Oggi, 3 marzo 2006, la Deusamor.org fonda la scuola di volo da addestramento del regno dei cieli: TOP GULL. Lo scopo è quello di insegnare la nuova tecnica di espressione dell'amore.

Signori, qui non si fa politica, quella la lasciamo agli uomini di governo, ai civili. Qui si impara ad amare. Noi siamo "gabbiani" e "oche", siamo angeli del cielo e anche se non siamo con i piedi in terra, dobbiamo sempre essere pronti ad entrare in azione. Signori, quando siamo nei cieli facciamo parte della stessa squadra. Qui non si scherza, qui venite addestrati per imparare il volo acrobatico, il volo radente e quello rovesciato, per capire la matematica dell'amore. Qui imparerete a fare la barba alla torre e l'MVA: manovre di volo aereo al massimo livello. Il vostro obiettivo è uno solo: testimoniare l'amore in volo.

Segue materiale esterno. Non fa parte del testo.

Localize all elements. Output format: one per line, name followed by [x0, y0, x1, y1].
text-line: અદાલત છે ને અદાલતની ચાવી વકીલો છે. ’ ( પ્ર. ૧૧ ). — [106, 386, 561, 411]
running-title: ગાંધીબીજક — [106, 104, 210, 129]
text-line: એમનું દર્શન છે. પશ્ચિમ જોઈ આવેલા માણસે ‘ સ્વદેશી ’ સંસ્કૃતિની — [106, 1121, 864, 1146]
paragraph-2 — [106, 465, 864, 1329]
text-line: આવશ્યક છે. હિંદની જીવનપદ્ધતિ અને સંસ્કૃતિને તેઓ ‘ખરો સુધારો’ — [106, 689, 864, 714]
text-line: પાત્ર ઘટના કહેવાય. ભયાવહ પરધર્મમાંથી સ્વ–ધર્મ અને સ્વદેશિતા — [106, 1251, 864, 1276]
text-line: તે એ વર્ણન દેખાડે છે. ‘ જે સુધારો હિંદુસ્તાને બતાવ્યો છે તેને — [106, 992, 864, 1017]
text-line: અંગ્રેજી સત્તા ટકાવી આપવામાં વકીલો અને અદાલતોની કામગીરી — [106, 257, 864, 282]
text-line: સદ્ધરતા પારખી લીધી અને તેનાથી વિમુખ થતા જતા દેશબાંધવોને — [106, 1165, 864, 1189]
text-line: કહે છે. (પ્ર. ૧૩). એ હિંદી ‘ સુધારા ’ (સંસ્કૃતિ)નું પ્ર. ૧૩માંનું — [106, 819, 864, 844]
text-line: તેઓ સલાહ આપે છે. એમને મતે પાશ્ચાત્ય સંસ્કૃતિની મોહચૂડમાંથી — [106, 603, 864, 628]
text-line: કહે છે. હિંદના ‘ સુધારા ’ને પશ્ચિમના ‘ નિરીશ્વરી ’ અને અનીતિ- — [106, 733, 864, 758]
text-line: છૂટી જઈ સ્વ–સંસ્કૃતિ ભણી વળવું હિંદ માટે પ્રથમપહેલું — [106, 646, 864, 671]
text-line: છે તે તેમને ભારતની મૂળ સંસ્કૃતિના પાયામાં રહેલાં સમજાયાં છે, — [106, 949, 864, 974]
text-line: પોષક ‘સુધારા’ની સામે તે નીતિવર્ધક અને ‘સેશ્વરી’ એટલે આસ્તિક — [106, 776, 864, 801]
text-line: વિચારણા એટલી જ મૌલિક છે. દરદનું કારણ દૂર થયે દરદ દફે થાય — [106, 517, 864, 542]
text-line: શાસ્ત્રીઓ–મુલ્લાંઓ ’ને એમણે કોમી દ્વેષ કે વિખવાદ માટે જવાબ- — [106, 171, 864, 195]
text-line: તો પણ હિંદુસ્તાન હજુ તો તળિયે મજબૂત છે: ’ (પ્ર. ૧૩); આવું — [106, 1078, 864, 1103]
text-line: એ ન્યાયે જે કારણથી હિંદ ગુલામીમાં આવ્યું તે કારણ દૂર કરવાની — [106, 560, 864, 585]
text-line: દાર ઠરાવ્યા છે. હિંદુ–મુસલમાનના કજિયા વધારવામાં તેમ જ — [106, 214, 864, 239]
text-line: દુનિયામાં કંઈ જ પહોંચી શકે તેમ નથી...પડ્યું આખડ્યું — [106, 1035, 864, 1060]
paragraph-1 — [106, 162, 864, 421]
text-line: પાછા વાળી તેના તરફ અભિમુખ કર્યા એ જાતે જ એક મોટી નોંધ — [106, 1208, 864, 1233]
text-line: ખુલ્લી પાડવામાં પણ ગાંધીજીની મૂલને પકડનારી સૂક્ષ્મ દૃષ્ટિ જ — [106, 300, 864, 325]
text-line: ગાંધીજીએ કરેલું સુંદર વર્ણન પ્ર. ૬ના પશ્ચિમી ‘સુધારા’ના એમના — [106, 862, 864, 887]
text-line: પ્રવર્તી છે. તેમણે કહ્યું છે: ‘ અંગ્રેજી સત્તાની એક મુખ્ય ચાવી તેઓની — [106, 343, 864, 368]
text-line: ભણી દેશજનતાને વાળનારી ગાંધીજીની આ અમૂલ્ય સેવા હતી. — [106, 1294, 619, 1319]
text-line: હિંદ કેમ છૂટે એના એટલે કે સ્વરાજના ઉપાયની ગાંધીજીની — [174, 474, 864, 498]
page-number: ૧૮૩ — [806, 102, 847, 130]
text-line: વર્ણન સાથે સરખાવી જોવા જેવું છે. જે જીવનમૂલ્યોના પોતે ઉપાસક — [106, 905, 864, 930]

Ma aprite bene le orecchie: fate una stronzata, la più piccola delle stronzate e vi farò pilotare un cargo pieno di sterco di cavallo per il resto della vostra vita.

E se qualcuno si chiedesse chi è il migliore, eccolo il migliore: il suo nome è scritto su quel pannello in alto. Tu credi che il tuo nome sarà messo su quel pannello? Presuntuoso!